Statement made on 05 April 2012 by Senator Jim Munson
Hon. Jim Munson:
In probably one of the leader's favourite papers, the Ottawa Citizen, there was a column today by Elizabeth Payne. She made an interesting point. She said that Katimavik should be a Tory favourite, owing to the fact that it is aligned with Conservative values of volunteerism and youth engagement. She suggested that the government might want to consider rebranding Katimavik. Its current name means "meeting place" in Inuktitut, and it is fitting, given Canada's proud Aboriginal heritage. However, perhaps — a more Conservative-friendly name could save the program. What about "the Governor General's youth corps" or "the royal Canadian volunteer corps"?
I just know these things. The leader's answer moments ago — talk about taking it to another level — "this is about Trudeau time" and so on and forth.
It is hard to imagine, as Ms. Payne said, a federal politician who would not like the idea. You could call it "Torytic," or whatever you want to call it. It is difficult to argue with the benefit of this program.
Would you stop chirping, senator? I am trying to ask a question. You chirp all the time.
Each dollar invested in the program produces roughly $2.20 return for the communities Katimavik serves. How can one argue with that?
We have hundreds of emails from parents. Those who signed up for the program this year, who are still in the program and who are ready to go this summer, cannot go. They completed the selection process for the upcoming sessions and now they are left out in the cold.

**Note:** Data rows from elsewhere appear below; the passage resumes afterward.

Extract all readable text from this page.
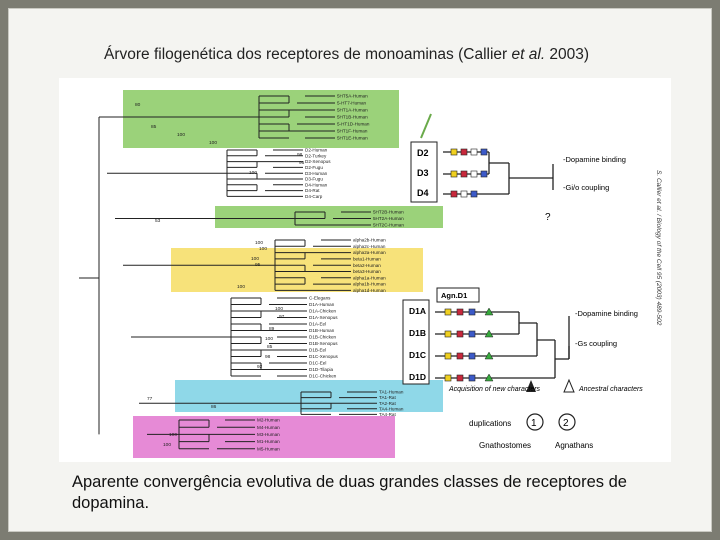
Árvore filogenética dos receptores de monoaminas (Callier et al. 2003)
5HT5A-Human
5-HT7-Human
5HT1A-Human
5HT1B-Human
5-HT1D-Human
5HT1F-Human
5HT1E-Human
D2-Human
D2-Turkey
D2-Xenopus
D2-Fugu
D3-Human
D3-Fugu
D4-Human
D4-Rat
D4-Carp
5HT2B-Human
5HT2A-Human
5HT2C-Human
alpha2b-Human
alpha2c-Human
alpha2a-Human
beta1-Human
beta2-Human
beta3-Human
alpha1a-Human
alpha1b-Human
alpha1d-Human
C-Elegans
D1A-Human
D1A-Chicken
D1A-Xenopus
D1A-Eel
D1B-Human
D1B-Chicken
D1B-Xenopus
D1B-Eel
D1C-Xenopus
D1C-Eel
D1D-Tilapia
D1C-Chicken
TA1-Human
TA1-Rat
TA2-Rat
TA4-Human
TA4-Rat
M2-Human
M4-Human
M3-Human
M1-Human
M5-Human
80
85
100
100
98
96
100
53
100
100
100
95
100
100
97
89
100
85
98
92
77
86
100
100
D2
D3
D4
-Dopamine binding
-Gi/o coupling
?
D1A
D1B
D1C
D1D
Agn.D1
-Dopamine binding
-Gs coupling
Acquisition of new characters	Ancestral characters
duplications 1	2
Gnathostomes	Agnathans
S. Callier et al. / Biology of the Cell 95 (2003) 489-502
Aparente convergência evolutiva de duas grandes classes de receptores de dopamina.
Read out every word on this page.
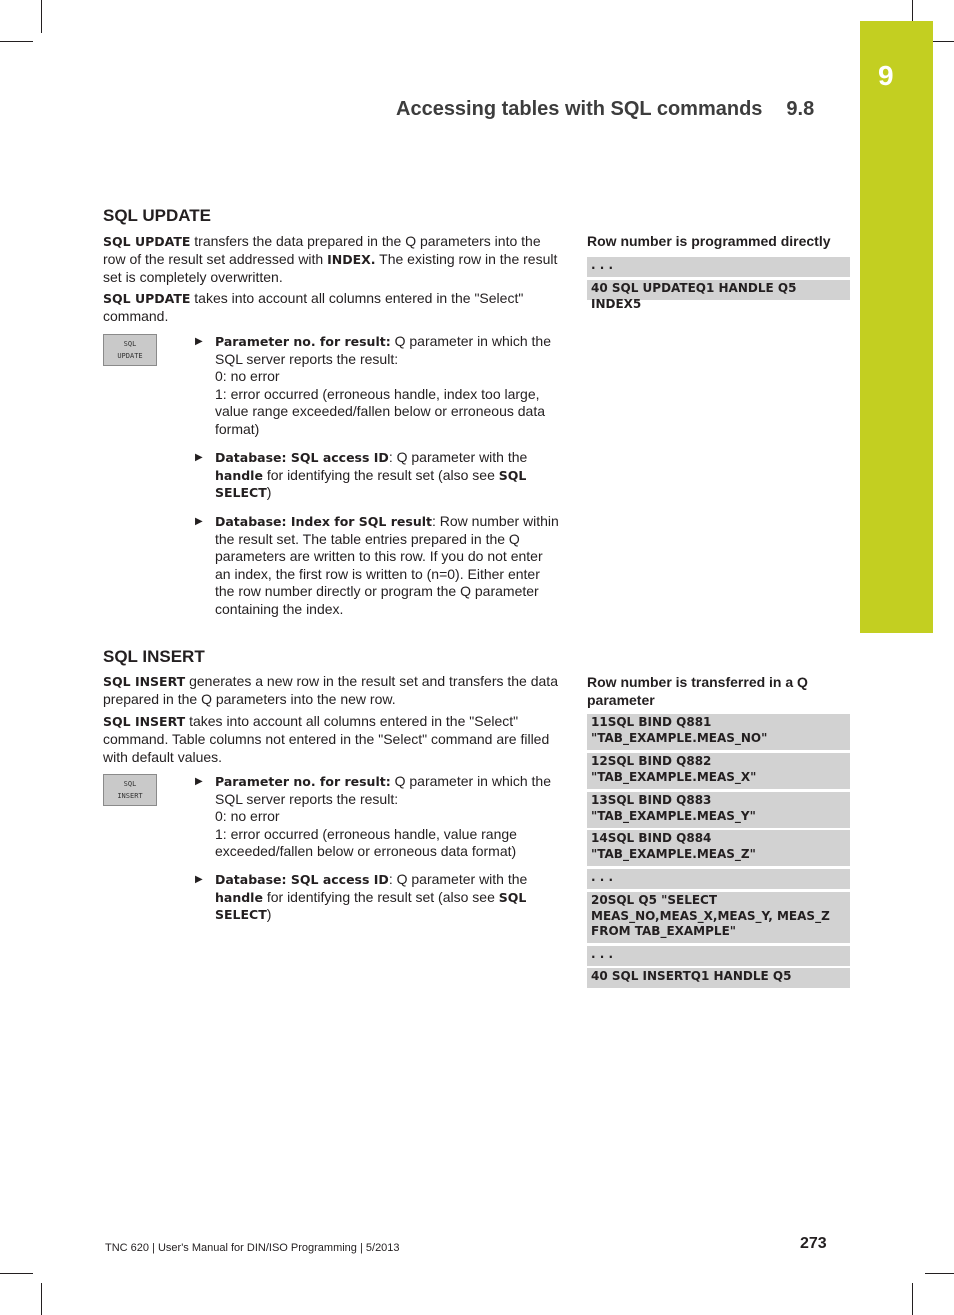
9
Accessing tables with SQL commands 9.8
SQL UPDATE

SQL UPDATE transfers the data prepared in the Q parameters into the row of the result set addressed with INDEX. The existing row in the result set is completely overwritten.

SQL UPDATE takes into account all columns entered in the "Select" command.

SQL
UPDATE
▶ Parameter no. for result: Q parameter in which the SQL server reports the result:
0: no error
1: error occurred (erroneous handle, index too large, value range exceeded/fallen below or erroneous data format)
▶ Database: SQL access ID: Q parameter with the handle for identifying the result set (also see SQL SELECT)
▶ Database: Index for SQL result: Row number within the result set. The table entries prepared in the Q parameters are written to this row. If you do not enter an index, the first row is written to (n=0). Either enter the row number directly or program the Q parameter containing the index.
Row number is programmed directly
. . .
40 SQL UPDATEQ1 HANDLE Q5 INDEX5
SQL INSERT

SQL INSERT generates a new row in the result set and transfers the data prepared in the Q parameters into the new row.

SQL INSERT takes into account all columns entered in the "Select" command. Table columns not entered in the "Select" command are filled with default values.

SQL
INSERT
▶ Parameter no. for result: Q parameter in which the SQL server reports the result:
0: no error
1: error occurred (erroneous handle, value range exceeded/fallen below or erroneous data format)
▶ Database: SQL access ID: Q parameter with the handle for identifying the result set (also see SQL SELECT)
Row number is transferred in a Q parameter
11SQL BIND Q881 "TAB_EXAMPLE.MEAS_NO"
12SQL BIND Q882 "TAB_EXAMPLE.MEAS_X"
13SQL BIND Q883 "TAB_EXAMPLE.MEAS_Y"
14SQL BIND Q884 "TAB_EXAMPLE.MEAS_Z"
. . .
20SQL Q5 "SELECT MEAS_NO,MEAS_X,MEAS_Y, MEAS_Z FROM TAB_EXAMPLE"
. . .
40 SQL INSERTQ1 HANDLE Q5
TNC 620 | User's Manual for DIN/ISO Programming | 5/2013	273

One mother said the following:
My son was accepted to the July run of the Katimavik program. He was excited about his future, excited about seeing a different part of Canada, and excited about helping others, because he was accepted in the program. He did not apply to university or college this year. Now what does he do?
This was his dream, and our government has crushed it. Madam leader, it is not our government, and certainly not my government, that has crushed this young man's dream. As his mother asked, I now ask the leader: What does he do?